The idea to record a solo album, came about after Feeder's gig at the Brixton Academy in late 2012. During this time Grant decided after 20 years without any time off, give Feeder a break for a short time while deciding to use the time to record and promote a solo album. After shows in July and June 2014 at The Slaughtered Lamb and Sebright Arms in London, Yorktown Heights charted at #29 on the UK album charts, which was seen as a success due to a lack of promotion from mainstream and alternative radio, while reviews mainly came from lesser known sources.

After the release of the album, Grant continued to tour and played the Fuji Rock Festival in Japan along the way. After ending 2014 with a show at the Islington Assembly Hall, Grant announced that due to the success of the album and supporting tour, alongside how much he's enjoyed the experience, more solo shows were announced for 2015.

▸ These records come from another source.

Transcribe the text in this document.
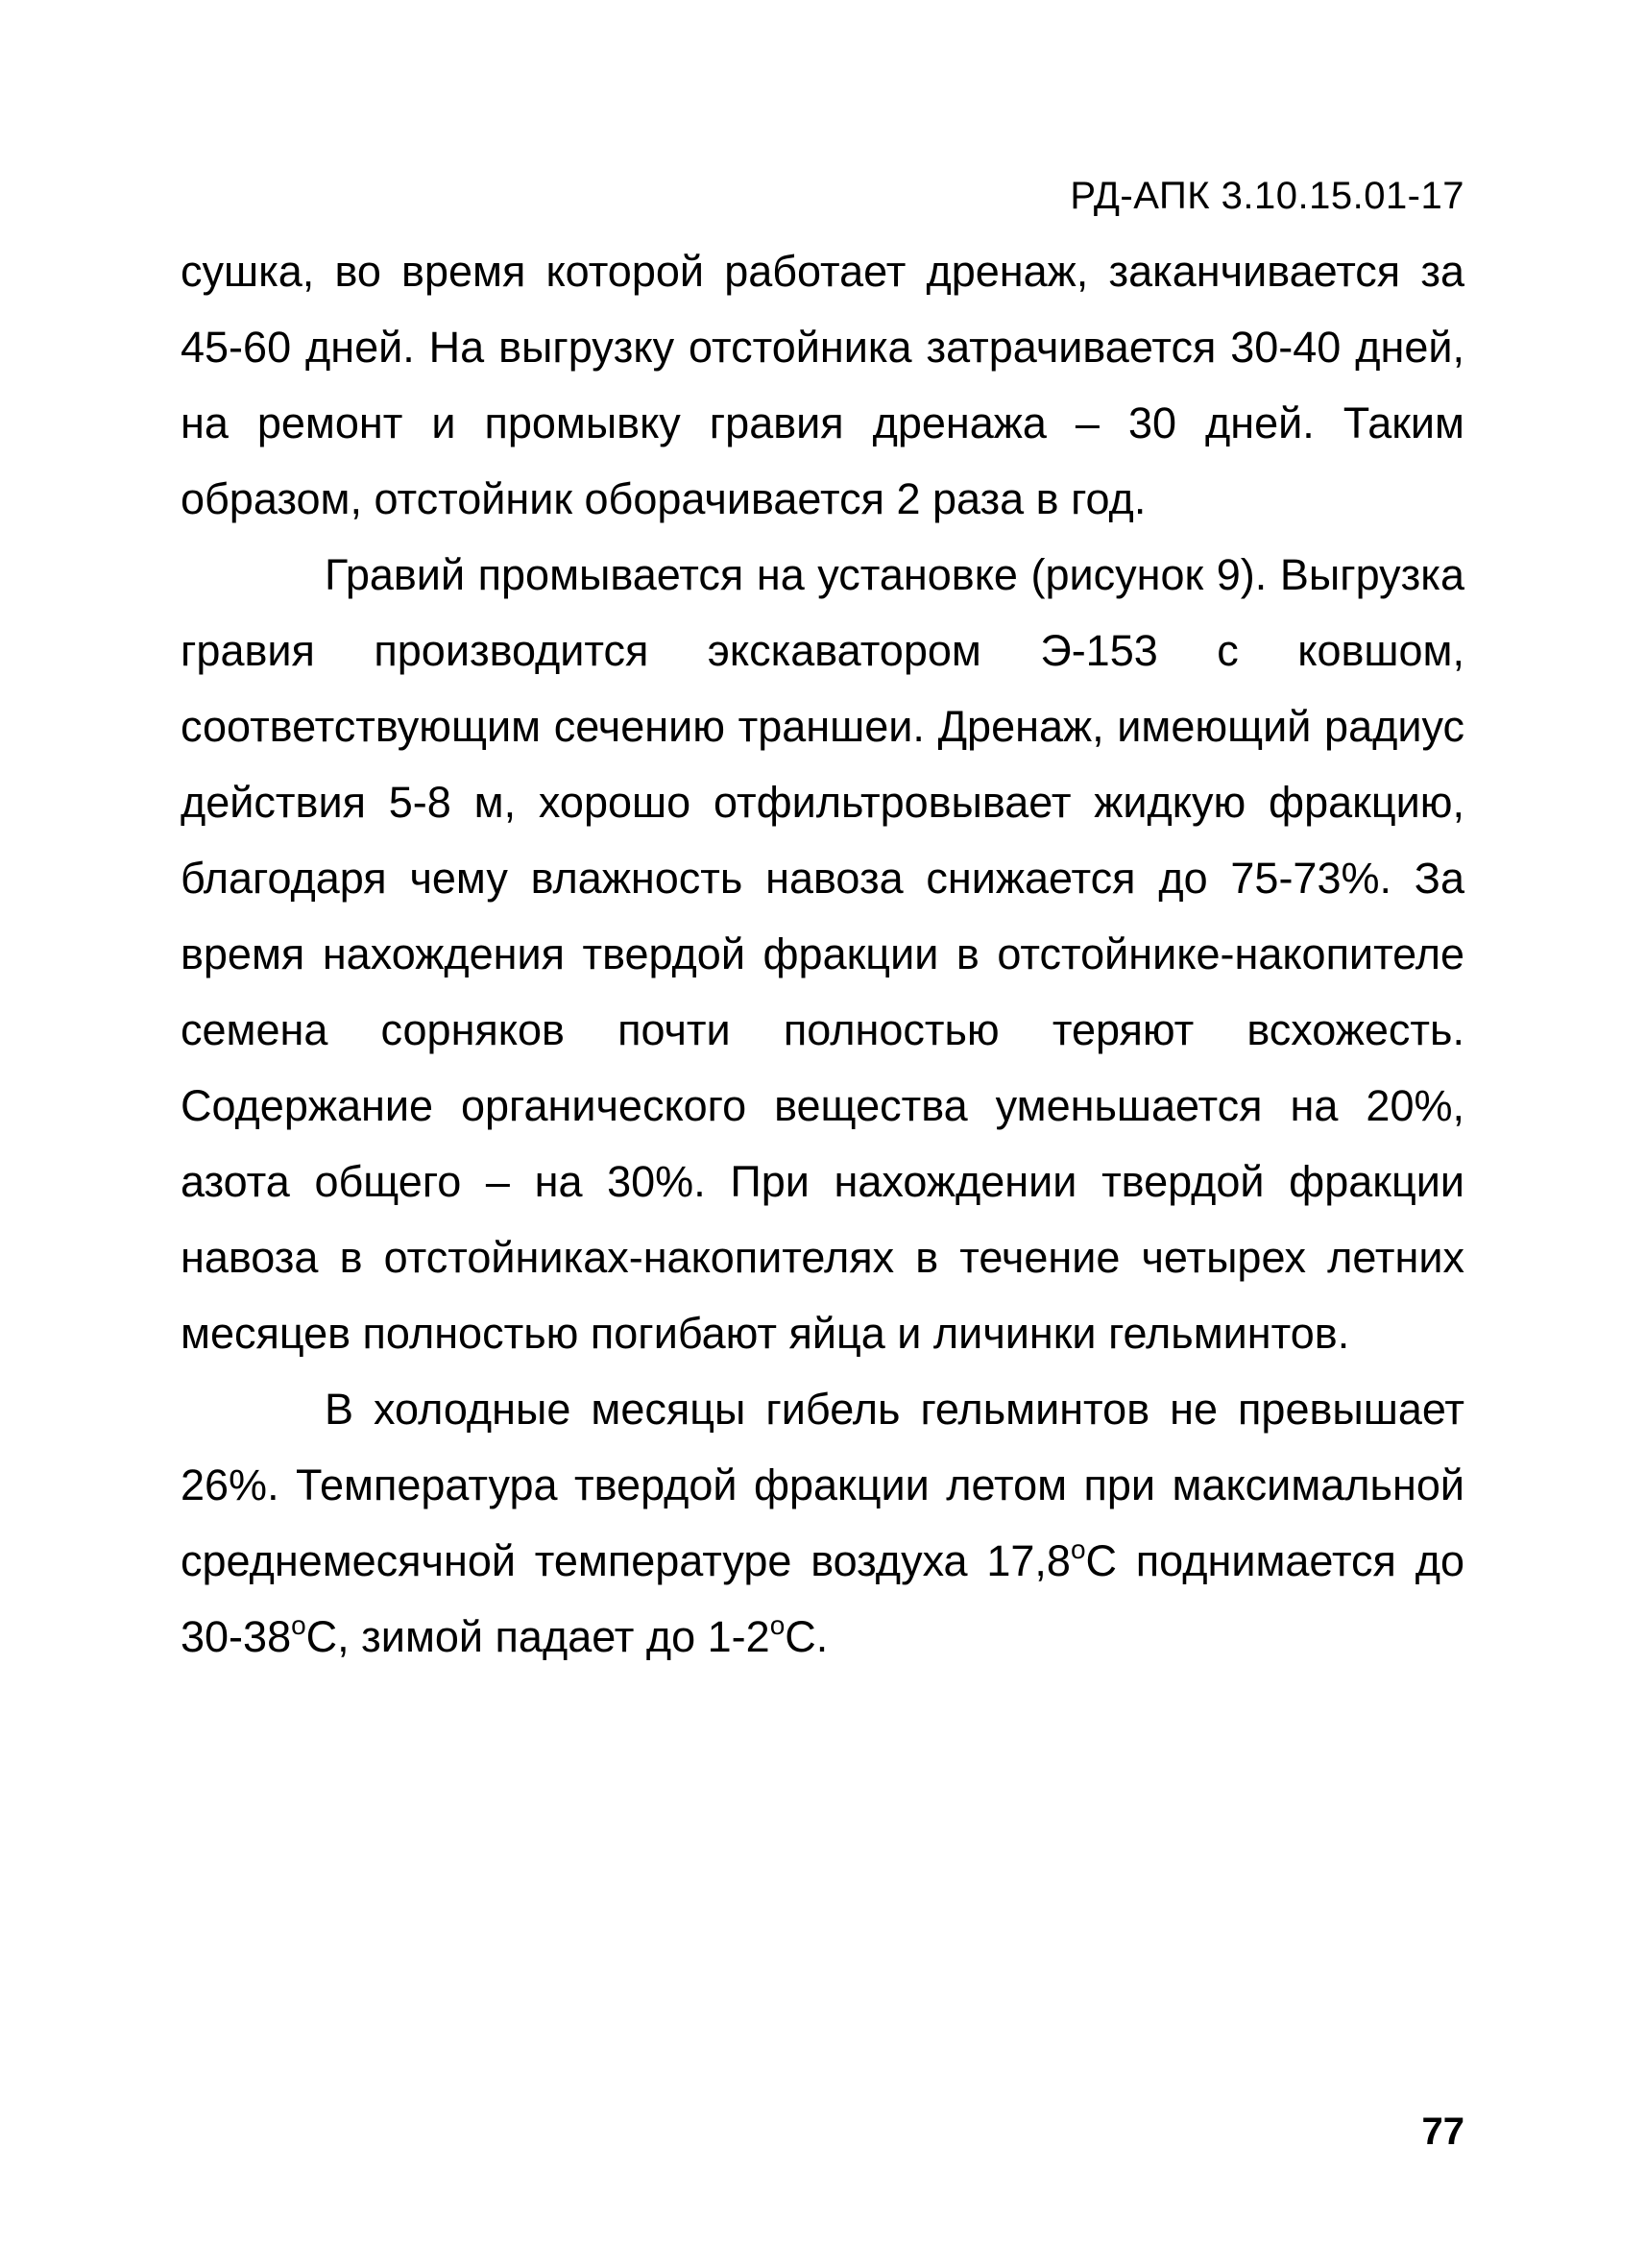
РД-АПК 3.10.15.01-17

сушка, во время которой работает дренаж, заканчивается за 45-60 дней. На выгрузку отстойника затрачивается 30-40 дней, на ремонт и промывку гравия дренажа – 30 дней. Таким образом, отстойник оборачивается 2 раза в год.

Гравий промывается на установке (рисунок 9). Выгрузка гравия производится экскаватором Э-153 с ковшом, соответствующим сечению траншеи. Дренаж, имеющий радиус действия 5-8 м, хорошо отфильтровывает жидкую фракцию, благодаря чему влажность навоза снижается до 75-73%. За время нахождения твердой фракции в отстойнике-накопителе семена сорняков почти полностью теряют всхожесть. Содержание органического вещества уменьшается на 20%, азота общего – на 30%. При нахождении твердой фракции навоза в отстойниках-накопителях в течение четырех летних месяцев полностью погибают яйца и личинки гельминтов.

В холодные месяцы гибель гельминтов не превышает 26%. Температура твердой фракции летом при максимальной среднемесячной температуре воздуха $17,8^оС$ поднимается до $30-38^оС$, зимой падает до $1-2^оС$.

77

After the 2015 tour, a mini-album titled Black Clouds was released before the "Everyday Society" single was released for Record Store Day, bringing Grant's solo career to a close. Feeder later resumed activity with their 2016 album All Bright Electric, and the 2017 compilation album The Best of Feeder which included new material on the bonus album Arrow. Both albums featured tracks originally intended for the solo album, but were re-recorded for Feeder ("Slint" and "Veins", which maintains the original vocal track). Some have yet to see the light of day, being "Rats" and "The Wall's Around Us".

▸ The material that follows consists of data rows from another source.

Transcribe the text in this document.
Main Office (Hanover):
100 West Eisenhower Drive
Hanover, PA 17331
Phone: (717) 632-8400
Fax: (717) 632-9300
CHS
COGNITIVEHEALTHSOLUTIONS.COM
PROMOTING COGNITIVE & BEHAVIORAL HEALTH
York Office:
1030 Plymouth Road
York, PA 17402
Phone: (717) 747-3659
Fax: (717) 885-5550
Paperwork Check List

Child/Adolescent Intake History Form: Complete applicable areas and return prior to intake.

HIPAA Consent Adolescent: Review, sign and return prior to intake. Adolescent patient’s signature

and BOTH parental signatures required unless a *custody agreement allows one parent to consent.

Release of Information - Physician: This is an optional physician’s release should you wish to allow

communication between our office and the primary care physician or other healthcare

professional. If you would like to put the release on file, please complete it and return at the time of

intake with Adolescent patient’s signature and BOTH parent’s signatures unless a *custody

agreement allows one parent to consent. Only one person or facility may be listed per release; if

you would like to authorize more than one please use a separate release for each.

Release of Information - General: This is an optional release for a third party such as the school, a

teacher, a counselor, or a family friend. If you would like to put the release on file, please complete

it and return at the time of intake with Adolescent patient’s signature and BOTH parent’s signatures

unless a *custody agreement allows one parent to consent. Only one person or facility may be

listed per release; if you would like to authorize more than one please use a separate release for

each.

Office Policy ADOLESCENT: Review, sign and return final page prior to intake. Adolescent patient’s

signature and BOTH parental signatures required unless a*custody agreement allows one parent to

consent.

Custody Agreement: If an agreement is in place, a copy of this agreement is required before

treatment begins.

Grant would later close down Popping Candy and Big Teeth Music, before closing down his solo career website and Twitter handle.

== Personal life ==
Nicholas has a Japanese wife named Kana. They had their first child, a girl named Hana Sky, in 2005 and their second child, a boy named Ko Marley, in 2007. They live together in Crouch End, London. He is also follower of football and supports Arsenal F.C. although he also once admitted he does not follow the sport as much as his bandmates. He considers himself an "old school" gamer.

== Other work ==
Nicholas remixed the track "Ya Don't See the Signs" by the now defunct rap group Mark B and Blade, who had released the original version as their first single. Nicholas gave the rap track a rock guitar backing different from the original's hip hop sound. This was added as an extra track to their 2000 album, The Unknown. This version came to the fore when used for the opening credits of the Sky Sports Saturday morning show, Soccer AM. In 2001, the new version, subtitled the "Grant Nicholas Remix", was released as a single and reached No. 23 in the United Kingdom.

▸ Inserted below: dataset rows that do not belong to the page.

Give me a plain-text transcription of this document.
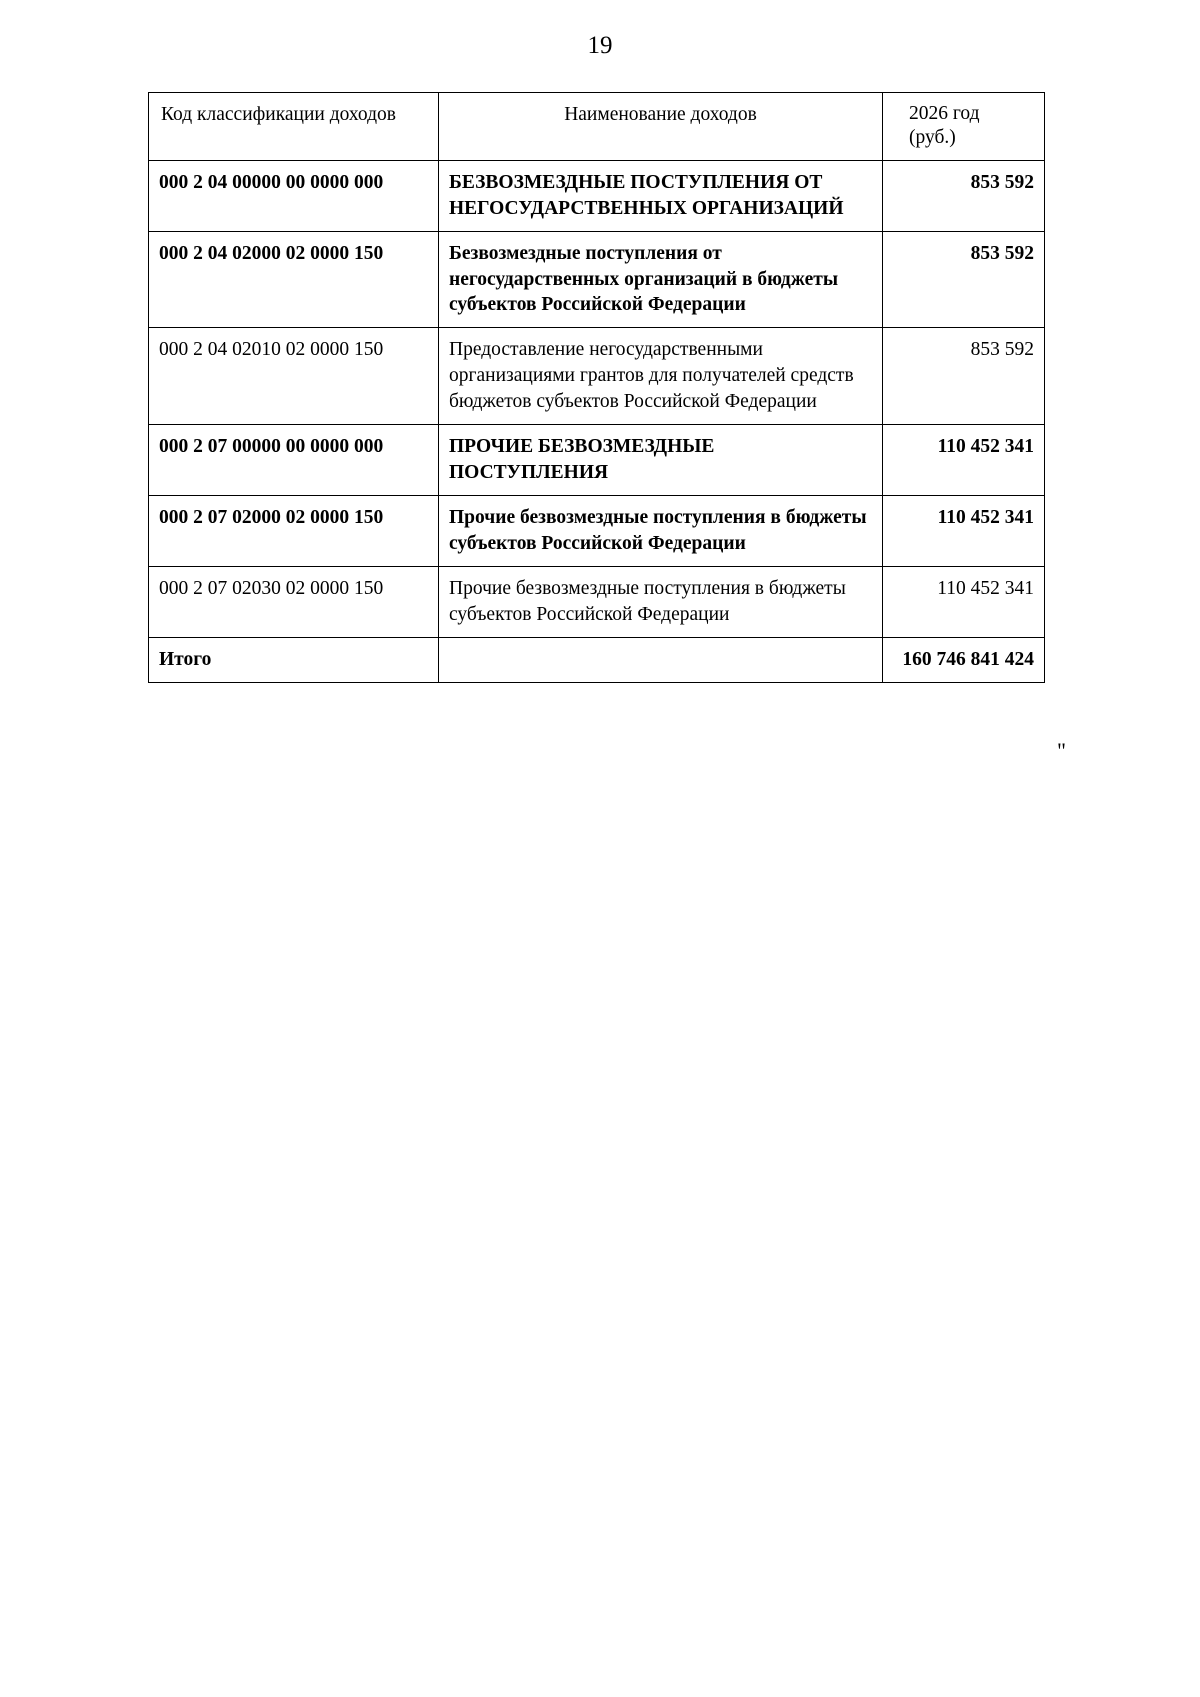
19
Код классификации доходов	Наименование доходов	2026 год
(руб.)

000 2 04 00000 00 0000 000	БЕЗВОЗМЕЗДНЫЕ ПОСТУПЛЕНИЯ ОТ НЕГОСУДАРСТВЕННЫХ ОРГАНИЗАЦИЙ	853 592
000 2 04 02000 02 0000 150	Безвозмездные поступления от негосударственных организаций в бюджеты субъектов Российской Федерации	853 592
000 2 04 02010 02 0000 150	Предоставление негосударственными организациями грантов для получателей средств бюджетов субъектов Российской Федерации	853 592
000 2 07 00000 00 0000 000	ПРОЧИЕ БЕЗВОЗМЕЗДНЫЕ ПОСТУПЛЕНИЯ	110 452 341
000 2 07 02000 02 0000 150	Прочие безвозмездные поступления в бюджеты субъектов Российской Федерации	110 452 341
000 2 07 02030 02 0000 150	Прочие безвозмездные поступления в бюджеты субъектов Российской Федерации	110 452 341
Итого		160 746 841 424
"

Nicholas spent the last few weeks of 2006 co-producing rock band EnjoyDestroy's debut album with Brian Sperber, who later split. He was featured on an episode of Never Mind the Buzzcocks in 2008, his second appearance on the show after making his debut in 1999. In 2003, Nicholas sang on "Broken", a Junkie XL song from his album Radio JXL: A Broadcast from the Computer Hell Cabin.

== Awards ==
As a member of Feeder, Nicholas has won two Kerrang! Awards in 2001 and 2003 for Best British Live Act and Best British Band, respectively. Nicholas would later dedicate the latter to Jon Lee in which he said that particular award was the one he always wanted Feeder to win. Kerrang! Radio would later in 2019 induct Feeder into their Hall of Fame for "Distinguished Services to Rock". The award plaque is seen in his Treehouse Studio whenever he performs acoustic sessions.

== Popular culture ==
In a Christmas special of the UK gameshow Pointless Celebrities, which was broadcast on 21 December 2013, Nicholas was a "Pointless answer" in a Band Aid 20 round, in which contestants had to identify from the official photo, participants on the recording. All of the members of Snow Patrol were also pointless answers.

Nicholas appeared in an episode of Salvage Hunters: Classic Cars. The programme's hosts renovated a Fiat 130 car in the hope of selling to classic car enthusiasts. Amongst a gathering of interested buyers, Nicholas can be seen in the crowd.